France's benchmark index, the CAC-40, rose 3.3 percent despite news that the nation's economy hit the brakes in the second quarter as exporters' wares piled up and consumers held onto their money. As France and Germany's heavily-indebted neighbors struggle financially, the two countries are shouldering most of the costs of rescuing Greece, Portugal and Ireland from defaulting on their debts.

Worries about debt issued by Italy and Spain, and the stability of banks there, have prompted the European Central Bank to buy their sovereign bonds to lower their borrowing costs. Italy and Spain have Europe's third- and fourth-largest economies.

Most other major European markets rose by more than 3 percent, including Germany's DAX index, Italy's FTSE MIB and Spain's IBEX. London's FTSE index rose by more than 2 percent.

In the U.S., only two of the 10 industries in the S&P 500 were down by midafternoon on Friday. Telecommunications stocks were down 0.4 percent and financials were down less than 0.1 percent. Industrials led the index higher, gaining 2.2 percent.

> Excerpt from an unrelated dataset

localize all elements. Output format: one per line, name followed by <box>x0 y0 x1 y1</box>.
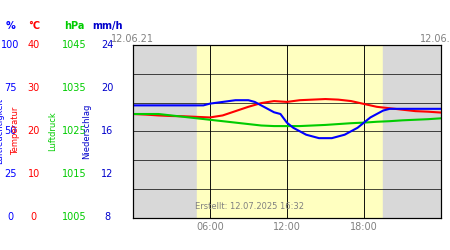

Investment bank Morgan Stanely fell 5 percent amid concerns about U.S. banks' exposure to the financial crisis in Europe and lawsuits related to shoddy mortgages sold before the housing bubble burst. JPMorgan Chase & Co. and Goldman Sachs Group Inc. also slid.

Goodyear Tire & Rubber Co. surged 10 percent after the company's told investors that it now expects to offset higher raw material costs in the current quarter by boosting revenue by increasing the prices paid by consumers of its. The company had said last month that raw material costs might hurt its profits in the second half of the year.

DeVry Inc. plunged more than 18 percent, the most in the S&P 500, after the company said that new student enrollment tumbled this summer. For-profit education companies are under pressure to raise their admissions standards so that students will be more likely to find jobs and pay off their government-backed loans. That has caused their share prices to fall sharply this year.